118 lines (77 loc) · 6.82 KB

Notes

This is a document outlining what we might wish to answer in a usage report, written in the form of funder user stories. Given data from the platform, questions range from being easily answerable to not answerable at all. Important but less feasible questions should be documented here in case future changes make them more tractable. These questions might also lead to suggestions for what/how other data should be better collected.

Rubric

Importance:

  • ⭐⭐⭐ / High
  • ⭐⭐ / Medium
  • ⭐ / Low

Feasibility

  • 🟢 / Doable with platform data
  • 🟡 / Inconveniently to painfully doable with platform data
  • 🔴 / Not doable with platform data

Implementation Matrix

This matrix tries to summarize which questions will be pursued and included in the report according to Importance and Feasibility.

🟢 🟡 🔴
⭐⭐⭐ yes yes no
⭐⭐ yes ? no
? no no

As a funder, I would like to know...

How many studies changed status from "Under Embargo" to "Partially Available"/"Available" between the beginning to the end of the year (or whatever the report period may be). ⭐⭐⭐ | 🟢

  • This would 1) give indication that data is being released on time and 2) help set up expectations for what downloads might look like based on releases.

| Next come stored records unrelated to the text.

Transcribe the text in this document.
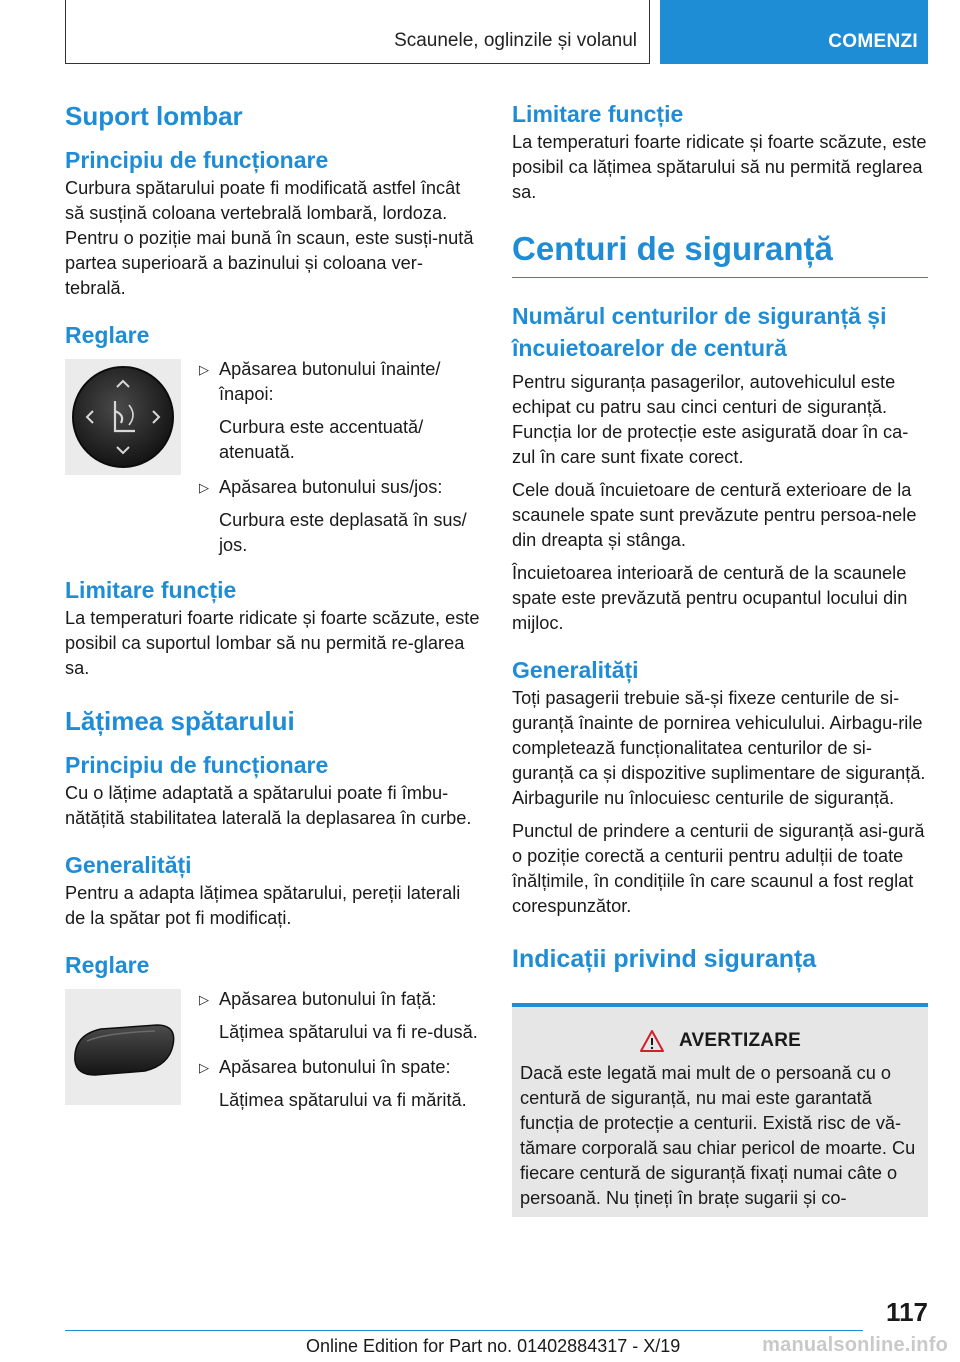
Scaunele, oglinzile și volanul	COMENZI
Suport lombar
Principiu de funcționare
Curbura spătarului poate fi modificată astfel încât să susțină coloana vertebrală lombară, lordoza. Pentru o poziție mai bună în scaun, este susți-nută partea superioară a bazinului și coloana ver-tebrală.
Reglare
▷ Apăsarea butonului înainte/ înapoi:
Curbura este accentuată/ atenuată.
▷ Apăsarea butonului sus/jos:
Curbura este deplasată în sus/ jos.
Limitare funcție
La temperaturi foarte ridicate și foarte scăzute, este posibil ca suportul lombar să nu permită re-glarea sa.
Lățimea spătarului
Principiu de funcționare
Cu o lățime adaptată a spătarului poate fi îmbu-nătățită stabilitatea laterală la deplasarea în curbe.
Generalități
Pentru a adapta lățimea spătarului, pereții laterali de la spătar pot fi modificați.
Reglare
▷ Apăsarea butonului în față:
Lățimea spătarului va fi re-dusă.
▷ Apăsarea butonului în spate:
Lățimea spătarului va fi mărită.
Limitare funcție
La temperaturi foarte ridicate și foarte scăzute, este posibil ca lățimea spătarului să nu permită reglarea sa.
Centuri de siguranță
Numărul centurilor de siguranță și încuietoarelor de centură
Pentru siguranța pasagerilor, autovehiculul este echipat cu patru sau cinci centuri de siguranță. Funcția lor de protecție este asigurată doar în ca-zul în care sunt fixate corect.
Cele două încuietoare de centură exterioare de la scaunele spate sunt prevăzute pentru persoa-nele din dreapta și stânga.
Încuietoarea interioară de centură de la scaunele spate este prevăzută pentru ocupantul locului din mijloc.
Generalități
Toți pasagerii trebuie să-și fixeze centurile de si-guranță înainte de pornirea vehiculului. Airbagu-rile completează funcționalitatea centurilor de si-guranță ca și dispozitive suplimentare de siguranță. Airbagurile nu înlocuiesc centurile de siguranță.
Punctul de prindere a centurii de siguranță asi-gură o poziție corectă a centurii pentru adulții de toate înălțimile, în condițiile în care scaunul a fost reglat corespunzător.
Indicații privind siguranța
AVERTIZARE
Dacă este legată mai mult de o persoană cu o centură de siguranță, nu mai este garantată funcția de protecție a centurii. Există risc de vă-tămare corporală sau chiar pericol de moarte. Cu fiecare centură de siguranță fixați numai câte o persoană. Nu țineți în brațe sugarii și co-
117
Online Edition for Part no. 01402884317 - X/19	manualsonline.info
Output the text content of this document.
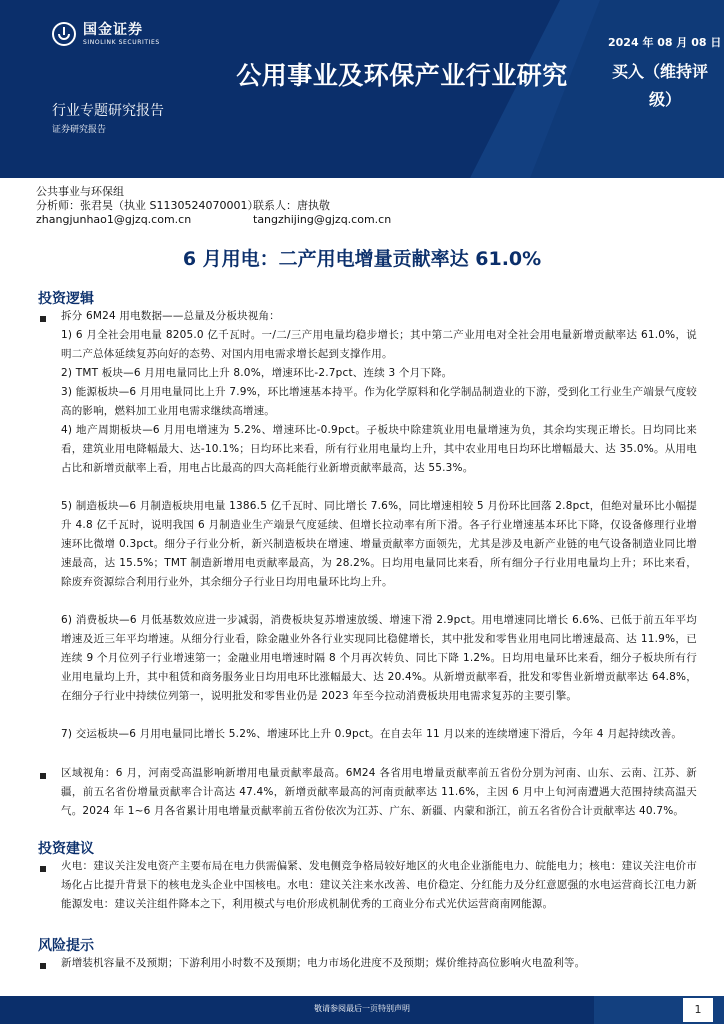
国金证券
SINOLINK SECURITIES
公用事业及环保产业行业研究
行业专题研究报告
证券研究报告
2024 年 08 月 08 日
买入（维持评
级）
公共事业与环保组
分析师：张君昊（执业 S1130524070001）
联系人：唐执敬
zhangjunhao1@gjzq.com.cn	tangzhijing@gjzq.com.cn
6 月用电：二产用电增量贡献率达 61.0%
投资逻辑
拆分 6M24 用电数据——总量及分板块视角：
1) 6 月全社会用电量 8205.0 亿千瓦时。一/二/三产用电量均稳步增长；其中第二产业用电对全社会用电量新增贡献率达 61.0%，说明二产总体延续复苏向好的态势、对国内用电需求增长起到支撑作用。
2) TMT 板块—6 月用电量同比上升 8.0%，增速环比-2.7pct、连续 3 个月下降。
3) 能源板块—6 月用电量同比上升 7.9%，环比增速基本持平。作为化学原料和化学制品制造业的下游，受到化工行业生产端景气度较高的影响，燃料加工业用电需求继续高增速。
4) 地产周期板块—6 月用电增速为 5.2%、增速环比-0.9pct。子板块中除建筑业用电量增速为负，其余均实现正增长。日均同比来看，建筑业用电降幅最大、达-10.1%；日均环比来看，所有行业用电量均上升，其中农业用电日均环比增幅最大、达 35.0%。从用电占比和新增贡献率上看，用电占比最高的四大高耗能行业新增贡献率最高，达 55.3%。
5) 制造板块—6 月制造板块用电量 1386.5 亿千瓦时、同比增长 7.6%，同比增速相较 5 月份环比回落 2.8pct，但绝对量环比小幅提升 4.8 亿千瓦时，说明我国 6 月制造业生产端景气度延续、但增长拉动率有所下滑。各子行业增速基本环比下降，仅设备修理行业增速环比微增 0.3pct。细分子行业分析，新兴制造板块在增速、增量贡献率方面领先，尤其是涉及电新产业链的电气设备制造业同比增速最高，达 15.5%；TMT 制造新增用电贡献率最高，为 28.2%。日均用电量同比来看，所有细分子行业用电量均上升；环比来看，除废弃资源综合利用行业外，其余细分子行业日均用电量环比均上升。
6) 消费板块—6 月低基数效应进一步减弱，消费板块复苏增速放缓、增速下滑 2.9pct。用电增速同比增长 6.6%、已低于前五年平均增速及近三年平均增速。从细分行业看，除金融业外各行业实现同比稳健增长，其中批发和零售业用电同比增速最高、达 11.9%，已连续 9 个月位列子行业增速第一；金融业用电增速时隔 8 个月再次转负、同比下降 1.2%。日均用电量环比来看，细分子板块所有行业用电量均上升，其中租赁和商务服务业日均用电环比涨幅最大、达 20.4%。从新增贡献率看，批发和零售业新增贡献率达 64.8%，在细分子行业中持续位列第一，说明批发和零售业仍是 2023 年至今拉动消费板块用电需求复苏的主要引擎。
7) 交运板块—6 月用电量同比增长 5.2%、增速环比上升 0.9pct。在自去年 11 月以来的连续增速下滑后，今年 4 月起持续改善。
区域视角：6 月，河南受高温影响新增用电量贡献率最高。6M24 各省用电增量贡献率前五省份分别为河南、山东、云南、江苏、新疆，前五名省份增量贡献率合计高达 47.4%，新增贡献率最高的河南贡献率达 11.6%，主因 6 月中上旬河南遭遇大范围持续高温天气。2024 年 1~6 月各省累计用电增量贡献率前五省份依次为江苏、广东、新疆、内蒙和浙江，前五名省份合计贡献率达 40.7%。
投资建议
火电：建议关注发电资产主要布局在电力供需偏紧、发电侧竞争格局较好地区的火电企业浙能电力、皖能电力；核电：建议关注电价市场化占比提升背景下的核电龙头企业中国核电。水电：建议关注来水改善、电价稳定、分红能力及分红意愿强的水电运营商长江电力新能源发电：建议关注组件降本之下，利用模式与电价形成机制优秀的工商业分布式光伏运营商南网能源。
风险提示
新增装机容量不及预期；下游利用小时数不及预期；电力市场化进度不及预期；煤价维持高位影响火电盈利等。
敬请参阅最后一页特别声明	1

How long does it take for others to use the data once there is data released (for those projects that do see use). ⭐⭐ | 🟡

  • Help understand the range of timelines on "returns" -- do researchers make use of data within a month, several months, a year, several years of release?
  • Date of first download - Date status change.
  • "Data release" dates are not officially (and sometimes not accurately) tracked, and would have to query all weekly snapshots of the study table to get approximate transition.
  • Suggests that "data release" should be tracked in a more principled manner especially if this is an important question to be pursued.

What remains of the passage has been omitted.